So at the risk of going into sharing “too much information” and what some may consider a personal matter…I want to share some interesting facts about GCS (Gender Confirmation Surgery) that you may or may not know.
After my surgery, I went through a period of time where I was worried about how I would function sexually and how my vagina would look and feel to me. Its major surgery so there are no guarantees.
When I first got out of surgery I was in a tremendous amount of pain. I had a catheter in me and I was packed with gauze. Morphine, and later Hydrocodone, took care of the pain, but there was still the worry about “How is this going to work out!”
The packing and catheter were removed after a few days and the real “work” began. Once I was able to, I had to dilate my vagina (A trans woman’s vagina is called a neo vagina…meaning a new vagina).
That entails using medical grade devices, similar to smooth dildos, three times a day to prevent my body from healing and closing shut. There are 4 sizes of dilators, progressing in width as you go.
If you don’t dilate, you end up with a pee hole which can’t function in any sexual way…so its critical to do it if you actually want a functional vagina.

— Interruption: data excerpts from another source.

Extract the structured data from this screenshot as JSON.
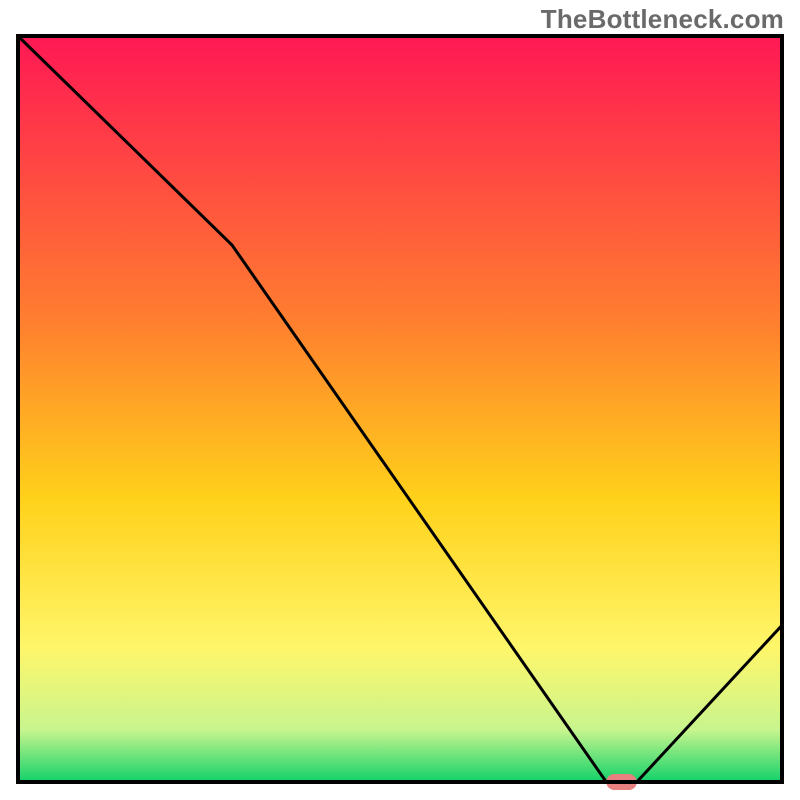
{
  "watermark": "TheBottleneck.com",
  "chart_data": {
    "type": "line",
    "title": "",
    "xlabel": "",
    "ylabel": "",
    "xlim": [
      0,
      100
    ],
    "ylim": [
      0,
      100
    ],
    "series": [
      {
        "name": "bottleneck-curve",
        "x": [
          0,
          28,
          77,
          81,
          100
        ],
        "y": [
          100,
          72,
          0,
          0,
          21
        ]
      }
    ],
    "marker": {
      "name": "optimal-range",
      "x_start": 77,
      "x_end": 81,
      "y": 0,
      "color": "#e8817f"
    },
    "background_gradient": {
      "stops": [
        {
          "pos": 0.0,
          "color": "#ff1854"
        },
        {
          "pos": 0.38,
          "color": "#ff7e2f"
        },
        {
          "pos": 0.62,
          "color": "#ffd11a"
        },
        {
          "pos": 0.82,
          "color": "#fff66a"
        },
        {
          "pos": 0.93,
          "color": "#c8f58e"
        },
        {
          "pos": 1.0,
          "color": "#12d169"
        }
      ]
    },
    "plot_frame": {
      "color": "#000000",
      "width": 4
    },
    "curve_style": {
      "color": "#000000",
      "width": 3
    }
  }
}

So now that I’m 7 months post surgery, I only have to dilate once a day. I will have to keep doing that for the rest of my life or risk losing depth and width….which I won’t allow to happen!
I discovered a few other things after I healed sufficiently:
1. I can orgasm. (I can’t even begin to describe how absolutely wonderful it is to climax as a woman but if you are in transition and considering surgery, believe me when I tell you its everything you can imagine it would be!)

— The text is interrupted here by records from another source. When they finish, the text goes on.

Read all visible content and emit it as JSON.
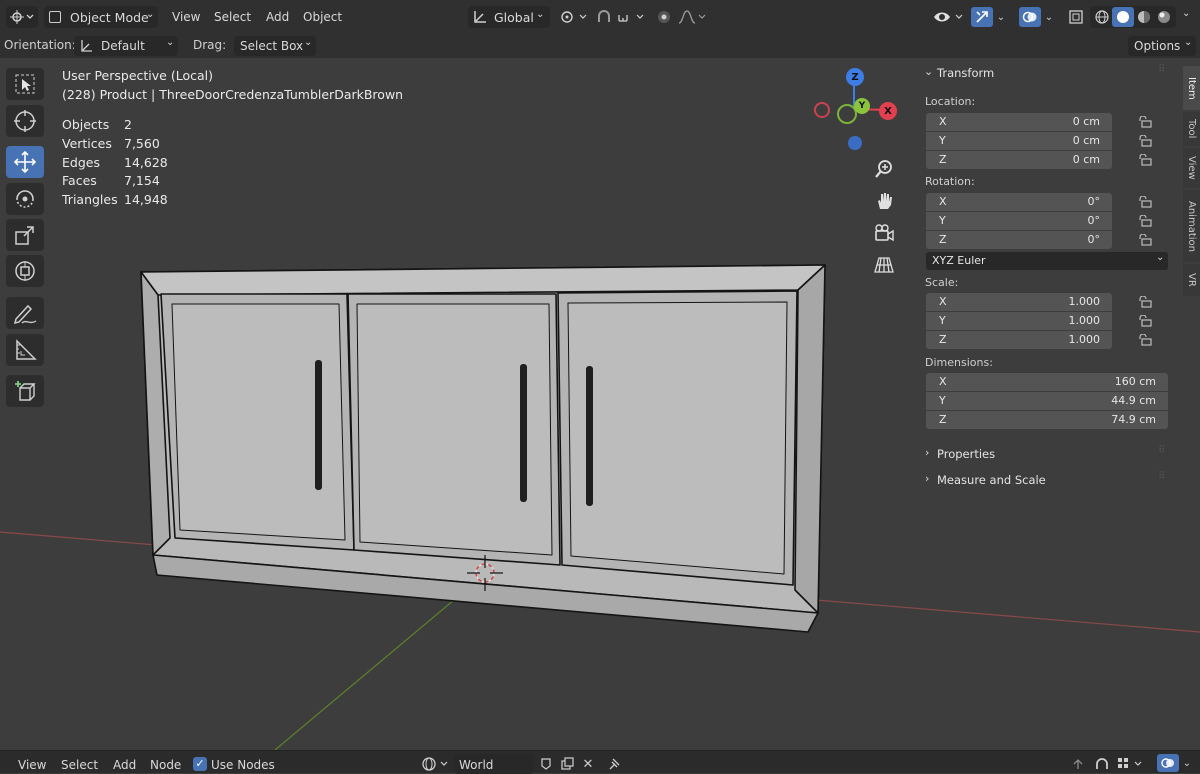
{
  "header": {
    "mode": "Object Mode",
    "menu": [
      "View",
      "Select",
      "Add",
      "Object"
    ],
    "orientation_global": "Global"
  },
  "tool_settings": {
    "orientation_label": "Orientation:",
    "orientation_value": "Default",
    "drag_label": "Drag:",
    "drag_value": "Select Box",
    "options": "Options"
  },
  "overlay": {
    "perspective": "User Perspective (Local)",
    "object_name": "(228) Product | ThreeDoorCredenzaTumblerDarkBrown",
    "stats": [
      {
        "label": "Objects",
        "value": "2"
      },
      {
        "label": "Vertices",
        "value": "7,560"
      },
      {
        "label": "Edges",
        "value": "14,628"
      },
      {
        "label": "Faces",
        "value": "7,154"
      },
      {
        "label": "Triangles",
        "value": "14,948"
      }
    ]
  },
  "gizmo": {
    "x": "X",
    "y": "Y",
    "z": "Z"
  },
  "panel": {
    "transform_title": "Transform",
    "location_label": "Location:",
    "location": [
      {
        "axis": "X",
        "value": "0 cm"
      },
      {
        "axis": "Y",
        "value": "0 cm"
      },
      {
        "axis": "Z",
        "value": "0 cm"
      }
    ],
    "rotation_label": "Rotation:",
    "rotation": [
      {
        "axis": "X",
        "value": "0°"
      },
      {
        "axis": "Y",
        "value": "0°"
      },
      {
        "axis": "Z",
        "value": "0°"
      }
    ],
    "rotation_mode": "XYZ Euler",
    "scale_label": "Scale:",
    "scale": [
      {
        "axis": "X",
        "value": "1.000"
      },
      {
        "axis": "Y",
        "value": "1.000"
      },
      {
        "axis": "Z",
        "value": "1.000"
      }
    ],
    "dimensions_label": "Dimensions:",
    "dimensions": [
      {
        "axis": "X",
        "value": "160 cm"
      },
      {
        "axis": "Y",
        "value": "44.9 cm"
      },
      {
        "axis": "Z",
        "value": "74.9 cm"
      }
    ],
    "properties": "Properties",
    "measure_scale": "Measure and Scale"
  },
  "side_tabs": [
    "Item",
    "Tool",
    "View",
    "Animation",
    "VR"
  ],
  "bottom_bar": {
    "menu": [
      "View",
      "Select",
      "Add",
      "Node"
    ],
    "use_nodes": "Use Nodes",
    "world": "World"
  }
}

2. Physically, my vagina is indistinguishable from that of a CIS woman. I am super critical of my body so THAT was really important to me! The first time my GP examined me after surgery she said, “Oh my God Toni, that’s wonderful!”…which made me do a happy dance…lol!
3. I discovered that they don’t remove the erectile tissue. Which translates into an erect clitoris whenever I’m aroused. The same thing happens to CIS women when they are sexually aroused so its as normal as can be. Its also amazing when it happens when I’m out and about and its spontaneous. Suffice it to say I find myself crossing my legs and smiling a lot!
4. I have no testosterone….I mean zero! So that’s expected since the testicles are removed during surgery. The problem is that CIS women produce a small amount of testosterone naturally…and post surgical trans women don’t. Testosterone is necessary, albeit in a small amount, to maintain energy and a healthy balance so I use a prescription T cream daily to supplement that. My hormone regiment is an IM estradiol injection every two weeks and the cream daily…for the rest of my life.
There’s so much more to the surgery and the follow up that I could literally write a book on my personal experience but I hope that at least some of this information helps other trans women understand another woman’s experience with surgery.
Huge hugs and always look forward. The past is already in your rearview mirror.